6.11.25

XXVI

Alice in Chains, “Rooster”, in https://www.youtube.com/watch?v=uAE6Il6OTcs

“Catch me if you can.”

“Bom dia” (uma voz) – “ou nem por isso” (a outra voz, a arrastada voz de quem o dia não teve um despontar promissor). Há noites madrastas. E noites formidáveis, com um sono feito numa pernada só, ou com sonhos invasivos que são tolerados pela sua generosidade. Os espíritos compõem-se para o resto do dia à mercê da safra em que veio vestida a noite. É injusto para o dia, que não tem culpa de como as noites se congeminam.

Na coreografia do “bom dia”-“ou nem por isso” há uma dissonância. Quem diz “bom dia”, nem que seja por um imperativo de convivência social, tem de estar preparado para não ouvir uma voz a irradiar tanto otimismo quando o dia sorteia os primeiros minutos do seu inventário. A coreografia até pode nem ser tão dissonante: se quem disser "bom dia” não tiver razões para se sentir a começar bem o dia, mas tiver um compromisso com os usos e desejar que os dias dos outros sejam bons dias (ou dias bons). Caso em que se afigura que uma das vozes disfarça o mal-estar, ou tem a delicadeza de não exportar o mal-estar para quem aparece no caminho e a quem dedica um dia bom, ao contrário do seu dia que não começou na melhor feição. Ao endossar a jura exterior de um dia bom, é como se, ao mesmo tempo, entoasse em silêncio uma prece a suplicar para si o dia bom que deseja aos outros. 

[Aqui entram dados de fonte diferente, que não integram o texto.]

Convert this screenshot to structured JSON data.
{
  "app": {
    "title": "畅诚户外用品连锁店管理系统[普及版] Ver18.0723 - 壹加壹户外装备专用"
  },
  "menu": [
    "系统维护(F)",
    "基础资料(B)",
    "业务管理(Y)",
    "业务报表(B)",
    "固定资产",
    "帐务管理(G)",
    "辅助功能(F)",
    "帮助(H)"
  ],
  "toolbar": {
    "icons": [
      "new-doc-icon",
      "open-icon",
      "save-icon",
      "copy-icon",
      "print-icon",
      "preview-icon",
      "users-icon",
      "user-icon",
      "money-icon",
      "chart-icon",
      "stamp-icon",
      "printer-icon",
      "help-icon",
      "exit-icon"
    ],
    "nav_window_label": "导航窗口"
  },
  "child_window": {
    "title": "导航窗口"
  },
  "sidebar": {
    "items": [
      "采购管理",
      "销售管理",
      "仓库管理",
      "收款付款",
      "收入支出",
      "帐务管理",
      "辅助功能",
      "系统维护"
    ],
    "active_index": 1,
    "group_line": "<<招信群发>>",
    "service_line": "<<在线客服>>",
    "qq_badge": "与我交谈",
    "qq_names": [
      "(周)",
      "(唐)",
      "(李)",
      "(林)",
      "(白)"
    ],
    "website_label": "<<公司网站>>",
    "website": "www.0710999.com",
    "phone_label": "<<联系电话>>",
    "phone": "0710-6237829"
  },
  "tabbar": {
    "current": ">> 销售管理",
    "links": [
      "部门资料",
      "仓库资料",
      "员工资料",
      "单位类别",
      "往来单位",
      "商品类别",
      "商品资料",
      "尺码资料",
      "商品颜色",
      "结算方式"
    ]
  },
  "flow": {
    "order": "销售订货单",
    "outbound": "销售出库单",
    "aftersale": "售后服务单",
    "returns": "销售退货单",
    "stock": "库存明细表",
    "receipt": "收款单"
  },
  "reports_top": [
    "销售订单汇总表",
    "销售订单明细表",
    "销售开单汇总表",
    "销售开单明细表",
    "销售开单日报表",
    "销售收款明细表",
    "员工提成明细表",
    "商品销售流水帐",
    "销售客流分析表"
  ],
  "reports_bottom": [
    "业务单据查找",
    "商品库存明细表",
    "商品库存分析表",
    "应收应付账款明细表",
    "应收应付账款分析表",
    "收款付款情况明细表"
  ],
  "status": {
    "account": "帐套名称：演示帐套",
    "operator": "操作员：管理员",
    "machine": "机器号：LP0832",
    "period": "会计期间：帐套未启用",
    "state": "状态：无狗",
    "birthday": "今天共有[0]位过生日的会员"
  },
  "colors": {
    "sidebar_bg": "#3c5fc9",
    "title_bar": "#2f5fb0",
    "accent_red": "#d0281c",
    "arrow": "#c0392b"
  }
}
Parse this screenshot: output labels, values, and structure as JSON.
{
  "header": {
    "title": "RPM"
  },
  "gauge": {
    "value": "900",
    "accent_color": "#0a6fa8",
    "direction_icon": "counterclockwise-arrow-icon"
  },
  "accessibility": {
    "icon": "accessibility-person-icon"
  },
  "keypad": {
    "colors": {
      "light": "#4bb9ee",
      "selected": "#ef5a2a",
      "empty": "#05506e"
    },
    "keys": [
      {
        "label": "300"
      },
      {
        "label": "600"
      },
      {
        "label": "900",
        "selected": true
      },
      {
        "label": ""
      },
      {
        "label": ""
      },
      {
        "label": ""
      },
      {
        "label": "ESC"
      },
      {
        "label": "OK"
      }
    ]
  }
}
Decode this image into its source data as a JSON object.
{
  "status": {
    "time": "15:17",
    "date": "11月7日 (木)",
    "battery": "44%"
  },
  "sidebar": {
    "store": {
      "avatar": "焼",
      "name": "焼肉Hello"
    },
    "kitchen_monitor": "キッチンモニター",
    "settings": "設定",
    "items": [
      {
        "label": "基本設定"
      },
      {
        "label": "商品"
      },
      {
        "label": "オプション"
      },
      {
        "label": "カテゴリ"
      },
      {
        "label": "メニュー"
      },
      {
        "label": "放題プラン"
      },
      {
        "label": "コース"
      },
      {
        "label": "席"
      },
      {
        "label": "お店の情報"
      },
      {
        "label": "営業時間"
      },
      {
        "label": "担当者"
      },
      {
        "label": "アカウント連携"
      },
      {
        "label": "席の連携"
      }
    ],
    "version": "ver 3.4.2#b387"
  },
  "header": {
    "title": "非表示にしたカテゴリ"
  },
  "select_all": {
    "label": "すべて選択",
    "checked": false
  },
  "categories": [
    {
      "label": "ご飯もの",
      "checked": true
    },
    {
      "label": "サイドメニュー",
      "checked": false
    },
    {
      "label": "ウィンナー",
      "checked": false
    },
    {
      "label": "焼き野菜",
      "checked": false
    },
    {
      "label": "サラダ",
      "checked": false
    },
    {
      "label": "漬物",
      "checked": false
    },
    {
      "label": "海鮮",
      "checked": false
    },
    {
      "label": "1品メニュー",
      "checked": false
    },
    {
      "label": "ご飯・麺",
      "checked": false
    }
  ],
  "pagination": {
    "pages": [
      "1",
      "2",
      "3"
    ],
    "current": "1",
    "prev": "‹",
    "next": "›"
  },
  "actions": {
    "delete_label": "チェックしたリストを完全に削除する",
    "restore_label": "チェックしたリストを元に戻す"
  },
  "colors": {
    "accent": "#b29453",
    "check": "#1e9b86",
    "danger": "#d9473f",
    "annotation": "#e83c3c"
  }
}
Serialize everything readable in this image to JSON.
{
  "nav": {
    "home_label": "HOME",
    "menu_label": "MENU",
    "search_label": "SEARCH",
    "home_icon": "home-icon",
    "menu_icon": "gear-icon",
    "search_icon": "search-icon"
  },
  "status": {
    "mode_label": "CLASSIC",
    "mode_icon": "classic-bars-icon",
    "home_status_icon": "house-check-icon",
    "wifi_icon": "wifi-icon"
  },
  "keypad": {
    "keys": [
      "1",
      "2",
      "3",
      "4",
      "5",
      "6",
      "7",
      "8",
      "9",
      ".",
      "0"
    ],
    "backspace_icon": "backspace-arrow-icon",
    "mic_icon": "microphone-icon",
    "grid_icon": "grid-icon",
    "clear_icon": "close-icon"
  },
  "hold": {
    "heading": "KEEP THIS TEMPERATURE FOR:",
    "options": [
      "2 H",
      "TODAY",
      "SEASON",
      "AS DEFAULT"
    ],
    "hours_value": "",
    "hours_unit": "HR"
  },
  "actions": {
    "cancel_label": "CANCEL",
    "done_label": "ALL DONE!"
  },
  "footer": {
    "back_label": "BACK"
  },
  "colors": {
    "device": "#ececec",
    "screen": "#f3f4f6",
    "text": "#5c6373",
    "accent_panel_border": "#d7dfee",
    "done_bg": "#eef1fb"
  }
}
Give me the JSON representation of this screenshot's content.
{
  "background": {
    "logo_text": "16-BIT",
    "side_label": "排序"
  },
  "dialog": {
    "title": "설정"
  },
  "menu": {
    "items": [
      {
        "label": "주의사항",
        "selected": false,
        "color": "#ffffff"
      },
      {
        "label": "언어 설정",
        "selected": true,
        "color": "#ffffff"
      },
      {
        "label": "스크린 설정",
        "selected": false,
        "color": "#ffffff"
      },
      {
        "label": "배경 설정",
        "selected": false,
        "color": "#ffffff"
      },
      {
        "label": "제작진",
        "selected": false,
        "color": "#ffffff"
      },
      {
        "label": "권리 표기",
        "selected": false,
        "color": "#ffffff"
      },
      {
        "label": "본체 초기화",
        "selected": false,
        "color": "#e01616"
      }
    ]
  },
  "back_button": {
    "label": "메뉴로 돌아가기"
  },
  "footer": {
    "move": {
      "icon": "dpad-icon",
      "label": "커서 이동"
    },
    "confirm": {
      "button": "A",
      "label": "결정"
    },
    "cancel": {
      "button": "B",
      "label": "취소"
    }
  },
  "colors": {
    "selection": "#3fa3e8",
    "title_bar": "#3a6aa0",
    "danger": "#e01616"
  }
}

Mas os votos de um dia bom podem ser genuínos, aquela voz pode ter motivos vários para agradecer ao dia por ter nascido, mesmo se veio com a carantonha de um dia outonalmente tempestuoso. À voz que diz, em resposta, “ou nem por isso”, é como se lhe estivesse a dizer, em jeito de repto, “catch me if you can”: faz um esforço para teres um dia bom, à semelhança do bom dia que amanheceu para mim. 

Pode ser um desafio insuperável. Intencionalmente ou não, por a vontade que tem de ser mobilizada para transformar um dia “nem por isso” bom num bom dia estar fora do perímetro da pessoa. Ou pode ela não querer que aquele dia seja generoso e tenha prometido levá-lo pela trela da penosidade. Às vezes, temos de coabitar com um dia mau para apreciar melhor os dias bons, que podem ser o sol metafórico que se alista num dia outonalmente tempestuoso.

Aos resistentes, àqueles que não podem ou não querem corresponder ao desejo formulado pela voz socialmente competente, e teimam em deixar-se levar por um dia misantropo, a voz do “bom dia” dirá, em surdina, “catch me, if you can´t”. Uma provocação de boa colheita desperta os espíritos não hibernados para as demandas que valem a pena tirocinar.